Piper Sandler analyst Yung Kim, who has an overweight rating and a $120 price target, thought the company’s forecast was conservative seeing it didn’t include expected launches from the “Diablo” and “Overwatch” franchises.
“Activision does look for full-year growth for the Call of Duty franchise, in spite of a difficult compare to launch of Call of Duty Warzone in March-20, which was also boosted by the onset of stay-at-home regulations around CV-19,” Kim said. “Despite the lofty expectations, we continue to suspect a heavy dose of conservatism.”
Kim said he expects to hear more detail from the company’s BlizzConline 2021 show that begins on Feb. 19.

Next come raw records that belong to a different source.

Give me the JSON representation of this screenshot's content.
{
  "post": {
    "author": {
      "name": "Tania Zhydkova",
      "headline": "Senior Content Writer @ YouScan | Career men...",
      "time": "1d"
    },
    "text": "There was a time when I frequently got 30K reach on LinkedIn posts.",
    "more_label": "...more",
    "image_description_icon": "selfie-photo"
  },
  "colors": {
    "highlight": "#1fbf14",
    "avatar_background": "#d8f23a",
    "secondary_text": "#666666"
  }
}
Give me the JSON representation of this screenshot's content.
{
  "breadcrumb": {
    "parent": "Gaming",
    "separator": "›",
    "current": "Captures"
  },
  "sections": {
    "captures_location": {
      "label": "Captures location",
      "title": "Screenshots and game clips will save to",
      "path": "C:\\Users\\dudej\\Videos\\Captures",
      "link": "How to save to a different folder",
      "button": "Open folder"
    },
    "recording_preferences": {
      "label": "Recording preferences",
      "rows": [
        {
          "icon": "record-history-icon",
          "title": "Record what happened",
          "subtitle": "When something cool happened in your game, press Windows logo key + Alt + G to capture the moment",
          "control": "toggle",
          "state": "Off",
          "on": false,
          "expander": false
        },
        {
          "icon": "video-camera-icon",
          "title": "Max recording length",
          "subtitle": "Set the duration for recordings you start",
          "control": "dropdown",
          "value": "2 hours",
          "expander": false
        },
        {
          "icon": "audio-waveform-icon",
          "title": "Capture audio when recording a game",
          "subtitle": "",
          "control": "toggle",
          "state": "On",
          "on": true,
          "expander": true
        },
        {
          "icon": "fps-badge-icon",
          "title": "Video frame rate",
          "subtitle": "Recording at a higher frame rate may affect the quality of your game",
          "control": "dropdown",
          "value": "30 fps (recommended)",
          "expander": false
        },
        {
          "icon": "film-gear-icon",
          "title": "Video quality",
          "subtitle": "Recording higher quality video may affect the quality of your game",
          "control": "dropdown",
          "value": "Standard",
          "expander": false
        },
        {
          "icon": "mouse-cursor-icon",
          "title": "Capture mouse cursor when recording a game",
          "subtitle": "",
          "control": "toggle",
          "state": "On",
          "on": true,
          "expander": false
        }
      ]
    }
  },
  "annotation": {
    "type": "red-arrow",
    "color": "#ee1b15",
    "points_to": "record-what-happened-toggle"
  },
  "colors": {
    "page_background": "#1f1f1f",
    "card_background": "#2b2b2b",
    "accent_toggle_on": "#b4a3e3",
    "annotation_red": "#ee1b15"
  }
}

Meanwhile, Cowen analyst Doug Creutz, who has a market perform rating and a $100 price target, expressed some skepticism at the company’s forecast to have two more franchises — likely “Diablo” and “Overwatch,” he says — contributing $1 billion in annual revenue, in addition to “Call of Duty,” “World of Warcraft” and “Candy Crush.”
“This is a fairly bold prediction, given the relative dearth of such franchises in the market, and Blizzard’s evident recent struggles aside from WoW,” Creutz said. “Nevertheless, we expect most investors to give management the benefit of the doubt (at least for now).”
Over the past 12 months, Activision shares have gained 73%, while the iShares Expanded Tech-Software Sector ETF IGV, +1.67% has grown 48%, the S&P 500 index SPX, +0.39% has risen 17%, and the tech heavy Nasdaq Composite Index COMP, +0.57% has gained 46%.
On Tuesday, shares of Electronic Arts Inc. EA, +1.87% retreated from a record closing high after the videogame publisher reported quarterly results that fell short of Wall Street expectations. Take-Two Interactive Software Inc. TTWO, +2.98% is scheduled to report its results after markets close on Monday.
For their part, EA shares closed Friday up 1.9% at $141.22, and are up 31% over the past 12 months, while Take-Two shares closed up 3% at $207.49, and are up 72% over the past 12 months.